Positive Comms +Plus for the Week of 13 June 2016

Image of a cup of tea with laptop computer

Interesting or inspiring articles (perhaps a bit of both) …

Each week, we share links to a few interesting or inspiring articles we’ve come across during the previous week. They’re meant to stir your thinking about marketing, communication and graphic design for positive change as well as conscious capitalism and the socially conscious movement.

Social media

Have you been following the news about the changes Facebook is making to its Trending Topics news feed? Trending Topics will now be based on what Facebook’s 1.6 billion users are talking about and sharing and not what traditional news outlets are publishing as news. Should we be paying more attention to brand ambassadors who can promote our cause and purpose? What do these changes mean for your organization?

with trending topics, facebook is creating its own news cycle via wired.com

Communication

No one likes errors to slip through.
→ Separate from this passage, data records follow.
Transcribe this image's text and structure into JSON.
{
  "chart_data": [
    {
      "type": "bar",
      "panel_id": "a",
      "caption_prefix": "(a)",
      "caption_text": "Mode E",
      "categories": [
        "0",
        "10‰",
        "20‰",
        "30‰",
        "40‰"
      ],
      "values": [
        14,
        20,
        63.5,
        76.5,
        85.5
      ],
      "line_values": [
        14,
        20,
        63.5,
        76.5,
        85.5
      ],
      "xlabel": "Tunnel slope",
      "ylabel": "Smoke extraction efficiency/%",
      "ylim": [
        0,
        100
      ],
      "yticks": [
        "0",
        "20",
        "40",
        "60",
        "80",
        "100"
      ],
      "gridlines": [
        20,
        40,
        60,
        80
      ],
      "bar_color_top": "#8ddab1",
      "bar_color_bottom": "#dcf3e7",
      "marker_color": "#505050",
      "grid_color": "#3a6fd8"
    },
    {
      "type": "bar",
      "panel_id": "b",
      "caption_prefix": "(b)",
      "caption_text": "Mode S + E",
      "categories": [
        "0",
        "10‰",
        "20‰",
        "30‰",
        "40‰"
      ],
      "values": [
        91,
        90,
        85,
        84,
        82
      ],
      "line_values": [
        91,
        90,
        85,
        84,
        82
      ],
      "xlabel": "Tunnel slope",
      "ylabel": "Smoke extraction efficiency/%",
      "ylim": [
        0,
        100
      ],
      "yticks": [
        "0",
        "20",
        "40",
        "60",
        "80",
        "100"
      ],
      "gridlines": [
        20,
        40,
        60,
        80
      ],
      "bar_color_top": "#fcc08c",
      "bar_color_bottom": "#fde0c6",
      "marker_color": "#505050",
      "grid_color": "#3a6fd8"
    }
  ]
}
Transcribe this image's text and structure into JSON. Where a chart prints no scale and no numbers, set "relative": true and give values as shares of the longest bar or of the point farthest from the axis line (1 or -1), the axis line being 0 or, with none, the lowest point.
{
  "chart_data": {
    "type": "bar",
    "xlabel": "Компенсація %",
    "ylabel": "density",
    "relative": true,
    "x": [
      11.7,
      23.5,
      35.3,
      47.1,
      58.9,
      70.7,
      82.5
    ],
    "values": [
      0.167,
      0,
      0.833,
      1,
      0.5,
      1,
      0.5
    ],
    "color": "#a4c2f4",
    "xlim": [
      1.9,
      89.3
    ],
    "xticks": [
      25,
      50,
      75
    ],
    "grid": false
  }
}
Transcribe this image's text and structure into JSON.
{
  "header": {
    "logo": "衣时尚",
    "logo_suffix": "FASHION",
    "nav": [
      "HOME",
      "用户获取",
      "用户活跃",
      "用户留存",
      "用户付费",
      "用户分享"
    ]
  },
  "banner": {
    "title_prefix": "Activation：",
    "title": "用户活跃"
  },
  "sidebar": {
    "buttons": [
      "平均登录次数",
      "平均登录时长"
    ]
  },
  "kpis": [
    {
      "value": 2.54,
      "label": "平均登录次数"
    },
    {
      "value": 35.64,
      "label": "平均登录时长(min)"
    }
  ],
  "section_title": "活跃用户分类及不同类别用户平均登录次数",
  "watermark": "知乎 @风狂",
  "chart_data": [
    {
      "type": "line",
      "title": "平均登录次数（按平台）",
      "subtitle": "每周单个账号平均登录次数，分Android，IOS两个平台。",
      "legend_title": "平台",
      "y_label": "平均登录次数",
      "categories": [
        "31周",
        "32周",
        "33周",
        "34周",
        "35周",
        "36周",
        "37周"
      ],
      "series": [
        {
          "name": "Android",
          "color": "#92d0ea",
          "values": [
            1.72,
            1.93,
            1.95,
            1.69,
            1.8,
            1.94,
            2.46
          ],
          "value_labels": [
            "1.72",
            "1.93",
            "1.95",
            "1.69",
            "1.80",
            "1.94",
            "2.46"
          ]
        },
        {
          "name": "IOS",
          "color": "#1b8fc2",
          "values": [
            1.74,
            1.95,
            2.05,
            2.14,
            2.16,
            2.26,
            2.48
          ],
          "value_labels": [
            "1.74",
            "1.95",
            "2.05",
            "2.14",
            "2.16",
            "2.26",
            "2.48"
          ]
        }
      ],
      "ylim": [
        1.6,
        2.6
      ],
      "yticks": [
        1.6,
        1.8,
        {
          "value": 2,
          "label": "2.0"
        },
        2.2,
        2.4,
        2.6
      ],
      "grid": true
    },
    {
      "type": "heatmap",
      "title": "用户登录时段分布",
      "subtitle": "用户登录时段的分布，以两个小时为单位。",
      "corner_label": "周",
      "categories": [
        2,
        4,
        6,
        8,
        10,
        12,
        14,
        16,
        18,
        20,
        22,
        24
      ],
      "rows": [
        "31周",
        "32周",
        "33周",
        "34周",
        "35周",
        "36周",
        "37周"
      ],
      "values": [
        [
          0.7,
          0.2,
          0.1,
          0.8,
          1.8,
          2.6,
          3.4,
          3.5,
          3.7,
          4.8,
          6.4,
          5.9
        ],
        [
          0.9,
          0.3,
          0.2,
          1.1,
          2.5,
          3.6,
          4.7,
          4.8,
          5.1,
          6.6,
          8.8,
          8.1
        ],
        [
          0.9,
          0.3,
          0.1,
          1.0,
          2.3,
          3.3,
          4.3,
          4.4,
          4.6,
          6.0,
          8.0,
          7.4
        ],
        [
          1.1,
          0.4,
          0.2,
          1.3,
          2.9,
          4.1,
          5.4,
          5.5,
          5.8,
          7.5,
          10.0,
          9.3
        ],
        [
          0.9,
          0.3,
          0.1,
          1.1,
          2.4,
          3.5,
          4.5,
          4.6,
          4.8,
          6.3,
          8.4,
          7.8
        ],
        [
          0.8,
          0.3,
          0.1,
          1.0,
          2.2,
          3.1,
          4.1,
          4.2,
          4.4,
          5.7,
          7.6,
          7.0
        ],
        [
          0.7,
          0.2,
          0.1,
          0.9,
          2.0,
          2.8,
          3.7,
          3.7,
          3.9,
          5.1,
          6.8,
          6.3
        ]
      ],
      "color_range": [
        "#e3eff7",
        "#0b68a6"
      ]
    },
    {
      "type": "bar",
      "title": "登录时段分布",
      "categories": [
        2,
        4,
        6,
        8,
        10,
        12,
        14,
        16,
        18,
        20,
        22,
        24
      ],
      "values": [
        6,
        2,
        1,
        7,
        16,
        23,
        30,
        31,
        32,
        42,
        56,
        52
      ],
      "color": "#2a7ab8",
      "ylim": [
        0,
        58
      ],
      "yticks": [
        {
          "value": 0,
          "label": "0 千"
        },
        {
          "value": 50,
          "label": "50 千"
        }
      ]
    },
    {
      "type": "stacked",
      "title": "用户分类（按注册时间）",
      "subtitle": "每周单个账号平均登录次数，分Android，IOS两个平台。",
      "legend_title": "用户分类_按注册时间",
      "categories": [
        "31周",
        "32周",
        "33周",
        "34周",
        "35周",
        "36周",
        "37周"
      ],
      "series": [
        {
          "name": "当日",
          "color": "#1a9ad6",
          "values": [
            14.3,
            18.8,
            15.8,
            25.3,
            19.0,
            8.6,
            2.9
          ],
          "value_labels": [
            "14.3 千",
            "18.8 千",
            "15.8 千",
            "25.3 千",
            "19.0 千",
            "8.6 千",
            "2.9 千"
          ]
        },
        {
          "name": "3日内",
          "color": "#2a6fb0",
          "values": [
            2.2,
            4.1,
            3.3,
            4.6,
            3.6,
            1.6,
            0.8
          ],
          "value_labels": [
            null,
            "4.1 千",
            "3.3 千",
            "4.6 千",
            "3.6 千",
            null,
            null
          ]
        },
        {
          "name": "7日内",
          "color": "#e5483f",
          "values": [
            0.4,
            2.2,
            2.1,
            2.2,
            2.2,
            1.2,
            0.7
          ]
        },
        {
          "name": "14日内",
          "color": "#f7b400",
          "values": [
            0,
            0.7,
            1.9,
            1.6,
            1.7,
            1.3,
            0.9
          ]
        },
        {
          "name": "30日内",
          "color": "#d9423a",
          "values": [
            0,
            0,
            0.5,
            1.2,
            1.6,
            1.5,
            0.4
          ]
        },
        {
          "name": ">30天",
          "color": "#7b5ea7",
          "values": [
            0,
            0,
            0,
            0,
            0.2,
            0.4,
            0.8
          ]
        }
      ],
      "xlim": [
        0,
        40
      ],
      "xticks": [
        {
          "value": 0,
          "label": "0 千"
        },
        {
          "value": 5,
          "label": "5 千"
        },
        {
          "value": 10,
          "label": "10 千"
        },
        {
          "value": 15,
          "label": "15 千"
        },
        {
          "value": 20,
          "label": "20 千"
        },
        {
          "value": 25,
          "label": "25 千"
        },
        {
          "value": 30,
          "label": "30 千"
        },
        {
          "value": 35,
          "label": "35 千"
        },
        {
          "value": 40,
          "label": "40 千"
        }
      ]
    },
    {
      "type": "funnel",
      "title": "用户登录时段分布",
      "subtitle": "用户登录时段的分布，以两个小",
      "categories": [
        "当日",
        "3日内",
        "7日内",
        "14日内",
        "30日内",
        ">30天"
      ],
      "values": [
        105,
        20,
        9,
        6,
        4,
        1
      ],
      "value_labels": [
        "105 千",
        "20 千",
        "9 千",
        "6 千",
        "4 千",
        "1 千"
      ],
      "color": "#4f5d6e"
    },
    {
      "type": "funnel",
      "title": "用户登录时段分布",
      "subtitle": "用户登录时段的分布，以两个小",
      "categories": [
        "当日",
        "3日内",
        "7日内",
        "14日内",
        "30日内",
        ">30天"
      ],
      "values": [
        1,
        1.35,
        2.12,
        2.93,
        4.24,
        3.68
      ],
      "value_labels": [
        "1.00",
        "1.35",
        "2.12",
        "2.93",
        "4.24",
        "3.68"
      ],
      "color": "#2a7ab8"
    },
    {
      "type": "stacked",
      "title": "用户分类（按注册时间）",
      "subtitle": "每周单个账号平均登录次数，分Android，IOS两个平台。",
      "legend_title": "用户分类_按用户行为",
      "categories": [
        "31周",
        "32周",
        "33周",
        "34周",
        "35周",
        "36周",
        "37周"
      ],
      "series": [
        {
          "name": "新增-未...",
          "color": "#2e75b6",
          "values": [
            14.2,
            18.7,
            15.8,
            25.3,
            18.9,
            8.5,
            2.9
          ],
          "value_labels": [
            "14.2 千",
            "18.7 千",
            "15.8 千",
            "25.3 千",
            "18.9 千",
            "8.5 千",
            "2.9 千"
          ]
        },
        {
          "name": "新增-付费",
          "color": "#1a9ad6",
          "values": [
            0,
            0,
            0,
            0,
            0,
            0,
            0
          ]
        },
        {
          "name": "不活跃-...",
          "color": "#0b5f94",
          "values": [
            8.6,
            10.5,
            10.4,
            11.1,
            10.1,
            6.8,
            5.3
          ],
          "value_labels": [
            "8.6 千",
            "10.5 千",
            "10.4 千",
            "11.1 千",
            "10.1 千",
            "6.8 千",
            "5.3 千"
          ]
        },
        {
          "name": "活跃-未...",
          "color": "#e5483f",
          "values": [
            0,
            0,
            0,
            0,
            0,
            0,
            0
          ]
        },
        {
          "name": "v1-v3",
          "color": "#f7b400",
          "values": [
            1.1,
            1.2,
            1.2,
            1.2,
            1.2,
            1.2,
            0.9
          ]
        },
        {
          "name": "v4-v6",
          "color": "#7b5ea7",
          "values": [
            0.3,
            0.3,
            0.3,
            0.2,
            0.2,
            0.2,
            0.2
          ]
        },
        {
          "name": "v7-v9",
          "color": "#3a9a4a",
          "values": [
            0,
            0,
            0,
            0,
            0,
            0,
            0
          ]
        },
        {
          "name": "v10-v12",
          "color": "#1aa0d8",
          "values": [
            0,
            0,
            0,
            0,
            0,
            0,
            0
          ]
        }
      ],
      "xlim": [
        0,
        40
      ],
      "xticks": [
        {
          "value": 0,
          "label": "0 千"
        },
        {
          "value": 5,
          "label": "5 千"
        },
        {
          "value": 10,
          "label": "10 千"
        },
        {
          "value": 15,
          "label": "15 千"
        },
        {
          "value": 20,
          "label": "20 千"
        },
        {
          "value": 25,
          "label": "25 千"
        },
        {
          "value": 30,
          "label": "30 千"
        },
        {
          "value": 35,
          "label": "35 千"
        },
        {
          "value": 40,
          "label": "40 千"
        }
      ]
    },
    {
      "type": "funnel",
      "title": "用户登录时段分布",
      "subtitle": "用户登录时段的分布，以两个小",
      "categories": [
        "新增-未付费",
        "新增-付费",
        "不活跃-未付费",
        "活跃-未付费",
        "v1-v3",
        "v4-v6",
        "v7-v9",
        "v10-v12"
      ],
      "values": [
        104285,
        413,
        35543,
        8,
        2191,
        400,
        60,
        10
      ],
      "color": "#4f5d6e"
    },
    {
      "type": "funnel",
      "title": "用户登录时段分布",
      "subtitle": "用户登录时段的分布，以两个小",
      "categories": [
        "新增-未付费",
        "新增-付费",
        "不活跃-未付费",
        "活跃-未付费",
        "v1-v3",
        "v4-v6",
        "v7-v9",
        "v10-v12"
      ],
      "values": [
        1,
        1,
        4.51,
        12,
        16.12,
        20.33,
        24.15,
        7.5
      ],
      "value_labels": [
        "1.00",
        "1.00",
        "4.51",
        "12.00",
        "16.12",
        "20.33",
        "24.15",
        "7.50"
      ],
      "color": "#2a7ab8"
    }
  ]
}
Often the job of polishing copy is left to the communications, public relations or marketing staff. If proofreading is part of your job, here’s some great advice on how to do a good job of proofreading. Reading copy backwards is also another good way to pick up errors. The article is a quick read!

9 tips for better proofreading via prdaily.com

Content marketing

Most organizations today have become publishers of their own intellectual capital. Like anything else, having a plan in place for a content marketing initiative is essential for success. Here’s a great article that outlines the factors to consider in your content marketing strategy. We particularly liked this piece of advice: “To blindly create content that further crowds an already noisy online marketplace is irresponsible. We have to be more strategic if we want to produce better content. Even if that ultimately means producing less of it.”

your content marketing strategy doesn’t have to be complicated via harvard business review

Employee engagement

Most organizations have mission statements that make particular promises to their customers. Some companies are beginning to introduce culture manifesto’s that make promises about how they will organize and conduct themselves internally, which, of course, affects how they run their business or organization. Here’s an inspiring read, which may get you started on drafting your own culture manifesto.

how to create a culture manifesto for your organization (and why it’s a good idea) via stanford social innovation review

We thought this image from Unsplash.com was a nice choice because we often enjoy a hot cup of tea while working, and particularly when we’re proofreading copy.